Saturday, May 14, 2011

Walker To DNR: Toady To Business

The hits inflicted by Scott Walker on the state he hoodwinked in November just keep coming:

Unions stripped of collective bargaining, students and minorities willfully disenfranchised, secondary schooling turned over to the private school movement, highway builders showered with funding while bus systems are starved, food stamp eligibility to be handed over to a for-profit firm, privatizing the UW-Madison's management - - it's hard to keep score of the intentional moves Scott Walker is making with his 52% mandate to turn Wisconsin from a democratic entity into a corporatist state where business and bottom lines come before public service, transparency and citizen control.
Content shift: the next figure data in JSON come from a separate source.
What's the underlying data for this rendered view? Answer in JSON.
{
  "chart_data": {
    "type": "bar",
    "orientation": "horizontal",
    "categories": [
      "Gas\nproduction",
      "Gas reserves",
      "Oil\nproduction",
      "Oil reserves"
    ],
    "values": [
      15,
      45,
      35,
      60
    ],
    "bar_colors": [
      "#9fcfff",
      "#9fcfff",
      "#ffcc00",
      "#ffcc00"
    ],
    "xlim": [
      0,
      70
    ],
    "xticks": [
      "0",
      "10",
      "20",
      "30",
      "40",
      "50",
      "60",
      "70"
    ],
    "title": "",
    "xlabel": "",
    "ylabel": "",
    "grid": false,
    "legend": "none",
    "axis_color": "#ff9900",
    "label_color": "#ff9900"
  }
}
Add to the list a stunningly imperious grab, even for Walker: the easing of natural resource permitting by changing timetables at a freshly business-dominated Department of Natural Resources (industry and trade association types now hold the position of Secretary, Deputy and head of the air quality division), and ignoring independent scientific advice when projects are being reviewed.

In other words, turn regulation and reviews for the common good into supporting material for "Employee of the Month" entries collected by the folks in HR.

The remake of the DNR - - nicely summed up by the Wisconsin League of Conservation Voters - - will turn it into a subsidiary of the Wisconsin Manufacturers & Commerce; a piece of a plan to make the state and its resources serve the Club for Growth and the Republican Party.

Look for another round of resignations at the DNR by people who wanted to do public service, not filing and rubber-stamping for trade associations, their lobbyists and the CEO's who call the shots.

It may take decades to undo the harm that Walker and his right-wing think tank playbook are doing to this once progressive state, where icons like Gaylord Nelson and Aldo Leopold worked tob equeath legacies of open lands and clean waters for generations coming later.

The Walker crowd will leave behind smoggier air, dirtier water, filled wetlands and better quarterly earnings reports by the corporations and law firms who will hire, or rehire back, the people whom Walker installed in public service positions to drag Wisconsin back to the 1950's.